Si l’on ajoute à ces considérations que, dans le règne animal, les rapports doivent être déterminés principalement d’après l’organisation, et que les principes qu’on doit employer pour fixer ces rapports ne doivent pas laisser le moindre doute sur leur fondement, on aura, dans toutes ces considérations, des bases solides pour la philosophie zoologique.

On sait que toute science doit avoir sa philosophie, et que ce n’est que par cette voie qu’elle fait des progrès réels. En vain les naturalistes consumeront-ils leur temps à décrire de nouvelles espèces, à saisir toutes les nuances et les petites particularités de leurs variations pour agrandir la liste immense des espèces inscrites, en un mot, à instituer diversement des genres, en changeant sans cesse l’emploi des considérations pour les caractériser ; si la philosophie de la science est négligée, ses progrès seront sans réalité, et l’ouvrage entier restera imparfait.
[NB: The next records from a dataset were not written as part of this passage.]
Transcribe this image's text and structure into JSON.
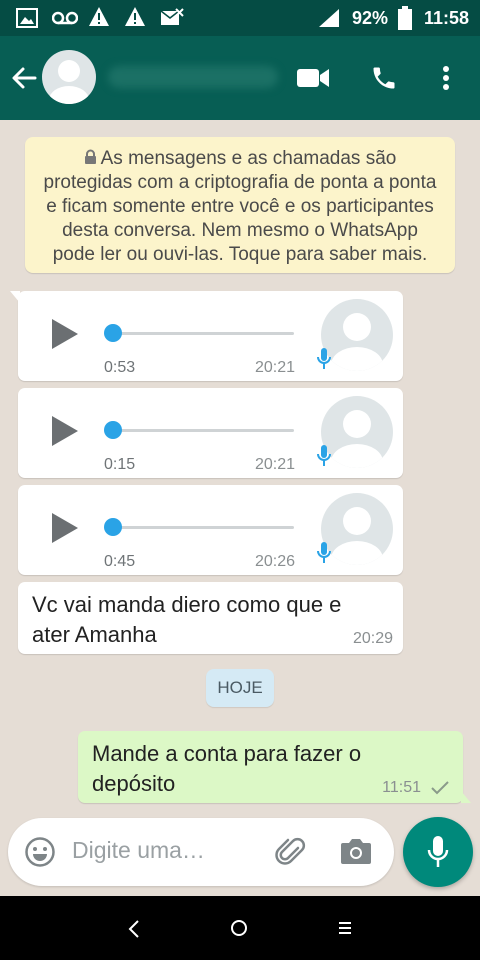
{
  "status_bar": {
    "battery": "92%",
    "time": "11:58"
  },
  "header": {
    "back_icon": "arrow-left-icon",
    "video_icon": "video-call-icon",
    "call_icon": "phone-icon",
    "menu_icon": "more-vert-icon"
  },
  "encryption_notice": "As mensagens e as chamadas são protegidas com a criptografia de ponta a ponta e ficam somente entre você e os participantes desta conversa. Nem mesmo o WhatsApp pode ler ou ouvi-las. Toque para saber mais.",
  "messages": [
    {
      "type": "voice",
      "duration": "0:53",
      "time": "20:21",
      "progress": 0
    },
    {
      "type": "voice",
      "duration": "0:15",
      "time": "20:21",
      "progress": 0
    },
    {
      "type": "voice",
      "duration": "0:45",
      "time": "20:26",
      "progress": 0
    },
    {
      "type": "text",
      "direction": "in",
      "text": "Vc vai manda diero como que e ater Amanha",
      "time": "20:29"
    }
  ],
  "date_chip": "HOJE",
  "outgoing": {
    "text": "Mande a conta para fazer o depósito",
    "time": "11:51",
    "status": "sent"
  },
  "composer": {
    "placeholder": "Digite uma…"
  },
  "colors": {
    "status_bar": "#054c44",
    "app_bar": "#075e54",
    "chat_bg": "#e5ddd5",
    "outgoing_bubble": "#dcf8c6",
    "fab": "#00897b",
    "voice_knob": "#2aa3e6"
  }
}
Ce n’est effectivement que depuis que l’on a entrepris de fixer les rapports prochains ou éloignés qui existent entre les diverses productions de la nature, et entre les objets compris dans les différentes coupes que nous avons formées parmi ces productions, que les sciences naturelles ont obtenu quelque solidité dans leurs principes, et une philosophie qui les constitue en véritables sciences.

Que d’avantages, pour leur perfectionnement, nos distributions et nos classifications ne retirent-elles pas chaque jour de l’étude suivie des rapports entre les objets !
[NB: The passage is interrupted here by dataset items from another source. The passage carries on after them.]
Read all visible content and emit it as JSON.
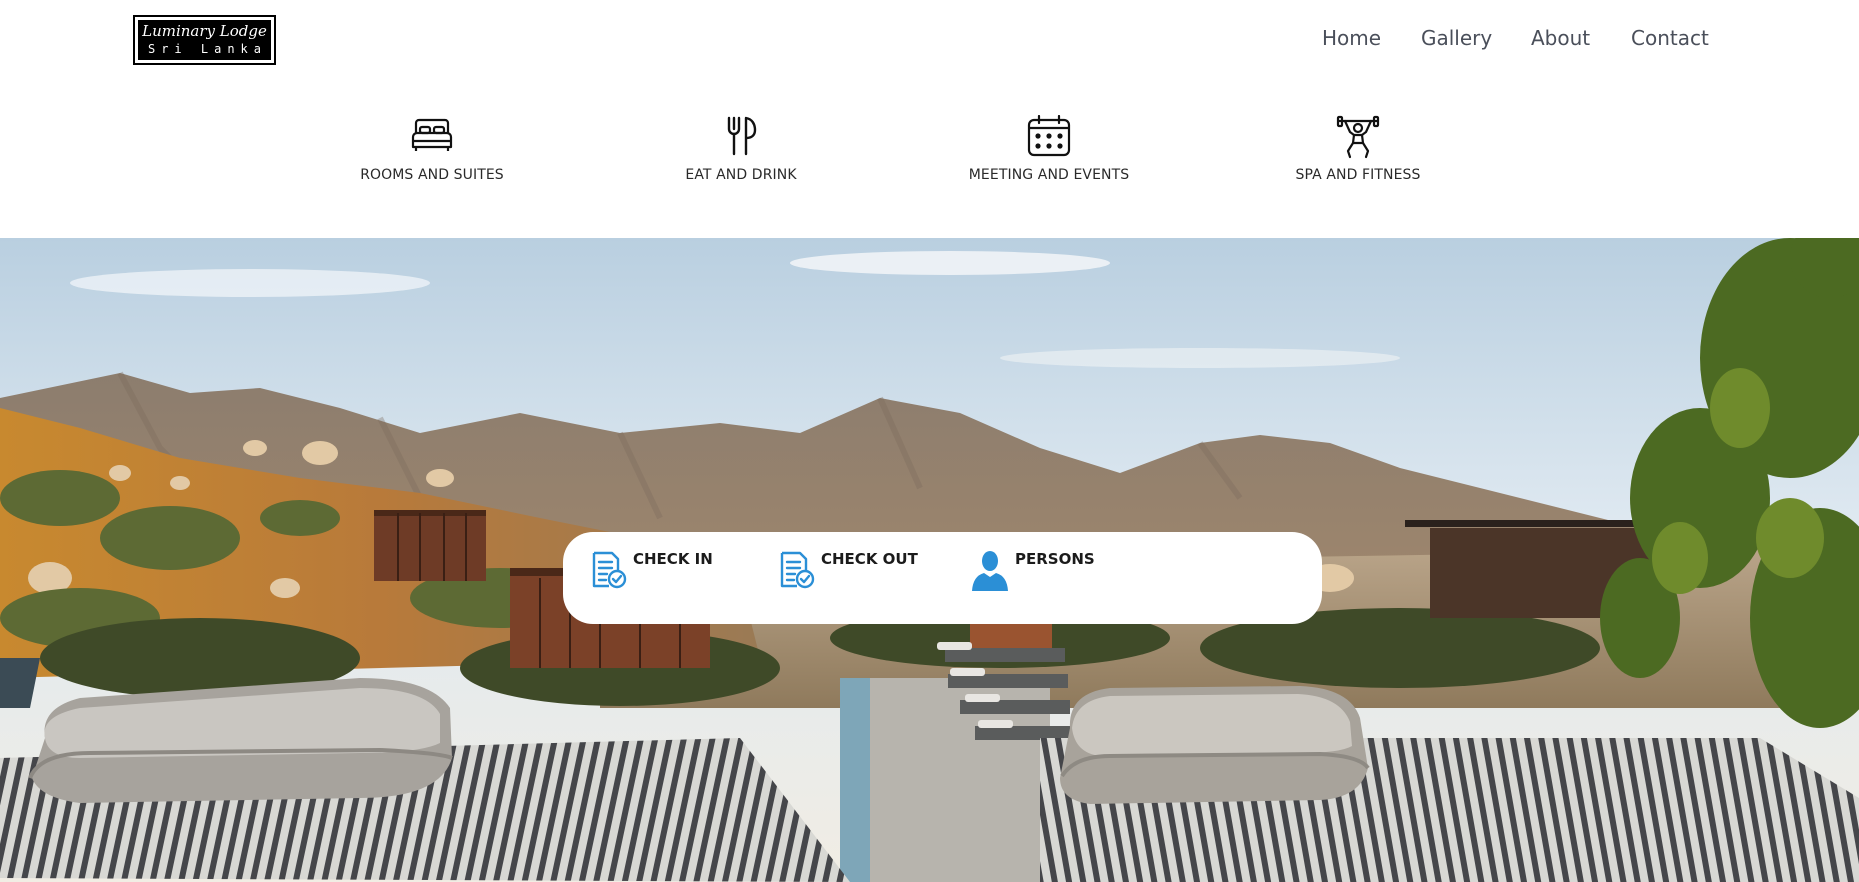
{
  "logo": {
    "line1": "Luminary Lodge",
    "line2": "Sri Lanka"
  },
  "nav": {
    "items": [
      {
        "label": "Home"
      },
      {
        "label": "Gallery"
      },
      {
        "label": "About"
      },
      {
        "label": "Contact"
      }
    ]
  },
  "features": [
    {
      "label": "ROOMS AND SUITES",
      "icon": "bed-icon"
    },
    {
      "label": "EAT AND DRINK",
      "icon": "fork-knife-icon"
    },
    {
      "label": "MEETING AND EVENTS",
      "icon": "calendar-icon"
    },
    {
      "label": "SPA AND FITNESS",
      "icon": "weightlifter-icon"
    }
  ],
  "booking": {
    "check_in": "CHECK IN",
    "check_out": "CHECK OUT",
    "persons": "PERSONS"
  },
  "colors": {
    "accent": "#2b8fd6",
    "nav_text": "#4a4f5a",
    "logo_bg": "#000000"
  }
}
En effet, c’est en étudiant ces rapports que j’ai reconnu que les animaux infusoires ne pouvoient plus être associés aux polypes dans la même classe ; que les radiaires ne devoient pas non plus être confondues avec les polypes ; et que celles qui sont mollasses, telles que les méduses et autres genres avoisinans que Linné et Bruguière même plaçoient parmi les mollusques, se rapprochoient essentiellement des échinides, et devoient former avec elles une classe particulière.

C’est encore en étudiant les rapports que je me suis convaincu que les vers formoient une coupe isolée, comprenant des animaux très-différens de ceux qui constituent les radiaires, et à plus fortes raisons les polypes ; que les arachnides ne pouvoient plus faire partie de la classe des insectes ; et que les cirrhipèdes n’étoient ni des annelides, ni des mollusques.
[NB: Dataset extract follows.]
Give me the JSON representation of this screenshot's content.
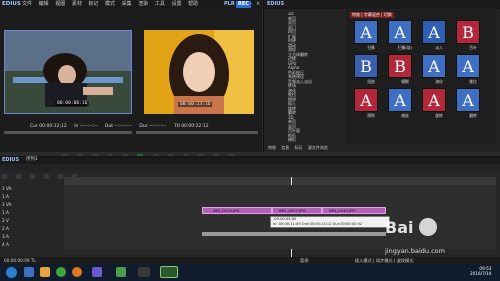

Enfin, c’est en étudiant les rapports que je suis parvenu à opérer quantité de redressemens essentiels dans la distribution même des mollusques, et que j’ai reconnu que les ptéropodes qui, par leurs rapports, sont très-voisins, quoique distincts, des gastéropodes, ne doivent pas être placés entre les gastéropodes et les céphalopodes ; mais qu’il faut les ranger entre les mollusques acéphalés qu’ils avoisinent, et les gastéropodes ; ces ptéropodes étant sans yeux, comme tous les acéphalés, et presque sans tête, l’hyale même n’en offrant plus d’apparente. Voyez dans le septième chapitre qui termine cette première partie, la distribution particulière des Mollusques.

Lorsque, parmi les végétaux, l’étude des rapports entre les différentes familles reconnues, nous aura plus éclairés, et nous aura fait mieux connoître le rang que chacune d’elles doit occuper dans la série générale, alors la distribution de ces corps vivans ne laissera plus de prise à l’arbitraire, et deviendra plus conforme à l’ordre même de la nature.

Ainsi, l’importance de l’étude des rapports entre les objets observés est si évidente, qu’on doit maintenant regarder cette étude comme la principale de celles qui peuvent avancer les sciences naturelles.